The Truth about the Harry Quebert Affair by Joël Dicker
Thirty-three years after she disappears, the body of Nola Kellergan is unearthed in a garden bed and the case into her murder opens. When novelist-wunderkind Marcus Goldman launches a private investigation into the Nola Kellergan affair, he becomes the target of increasingly dramatic threats.
Joël Dicker’s second novel The Truth about the Harry Quebert Affair is a twisty literary murder mystery set in small-town America. The narrative presents multiple points of view and comprises manuscripts excerpts, letters, diary entries, interviews, transcripts, fantasy, and red herrings galore as well as Marcus’s account of the whole.

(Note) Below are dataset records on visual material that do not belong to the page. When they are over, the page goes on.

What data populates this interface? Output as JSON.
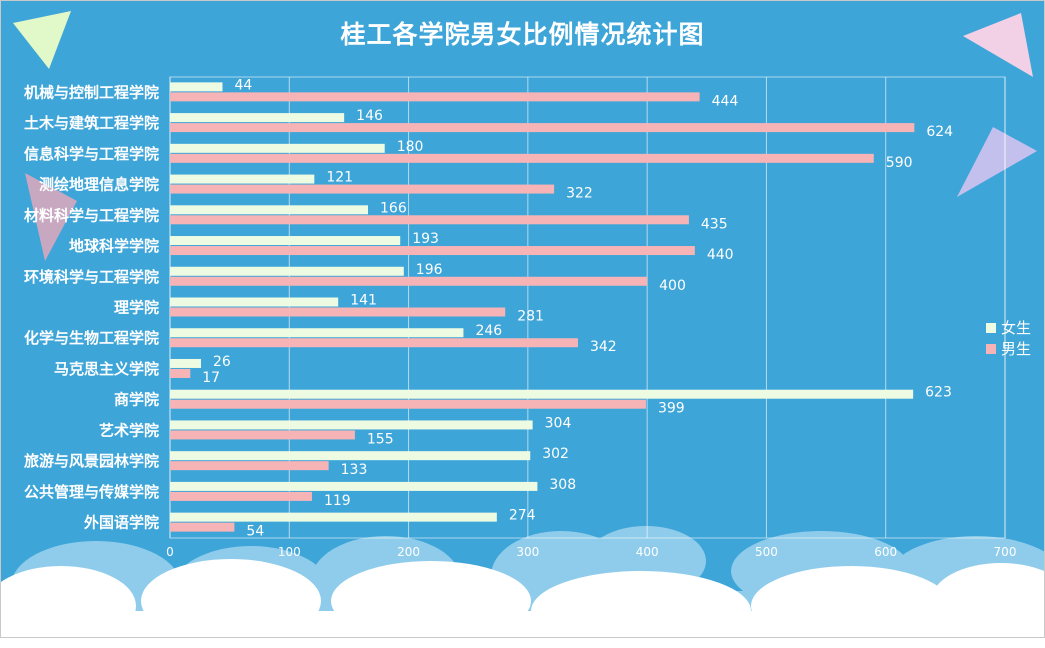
{
  "chart_data": {
    "type": "bar",
    "orientation": "horizontal",
    "title": "桂工各学院男女比例情况统计图",
    "categories": [
      "机械与控制工程学院",
      "土木与建筑工程学院",
      "信息科学与工程学院",
      "测绘地理信息学院",
      "材料科学与工程学院",
      "地球科学学院",
      "环境科学与工程学院",
      "理学院",
      "化学与生物工程学院",
      "马克思主义学院",
      "商学院",
      "艺术学院",
      "旅游与风景园林学院",
      "公共管理与传媒学院",
      "外国语学院"
    ],
    "series": [
      {
        "name": "女生",
        "color": "#eefbe3",
        "values": [
          44,
          146,
          180,
          121,
          166,
          193,
          196,
          141,
          246,
          26,
          623,
          304,
          302,
          308,
          274
        ]
      },
      {
        "name": "男生",
        "color": "#f7b4b6",
        "values": [
          444,
          624,
          590,
          322,
          435,
          440,
          400,
          281,
          342,
          17,
          399,
          155,
          133,
          119,
          54
        ]
      }
    ],
    "xlim": [
      0,
      700
    ],
    "xticks": [
      "0",
      "100",
      "200",
      "300",
      "400",
      "500",
      "600",
      "700"
    ],
    "grid": true,
    "legend_position": "right"
  },
  "colors": {
    "background": "#3ea5d8",
    "title": "#ffffff",
    "text": "#ffffff"
  }
}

With two authors as central characters, this is also a novel about book production, agents and editors, contractual obligations, marketing and publicity, the creative process, and writing discipline. Harry Quebert’s 31 tips on novel-writing and the writing mindset steer the reader through the 600-page whopper.
“The first chapter, Marcus, is essential. If the readers don’t like it, they won’t read the rest of your book. How do you plan to begin yours?”
Hilariously, despite being presented as two of the greatest contemporary American writers, the love letters and writing excerpts of Quebert and Goldman are trashy - it is Swiss author Joël Dicker’s prose which stands out as confident, wily, and well-engineered.
Talking of standouts: Marcus’s investigation is interrupted several times by phone calls from his mother haranguing him to get a nice, punctual girlfriend; she reminded me of Aunt Gladys in Philip Roth’s debut novel Goodbye, Columbus. I also enjoyed Tamara Quinn’s dreadful henpecking of her husband.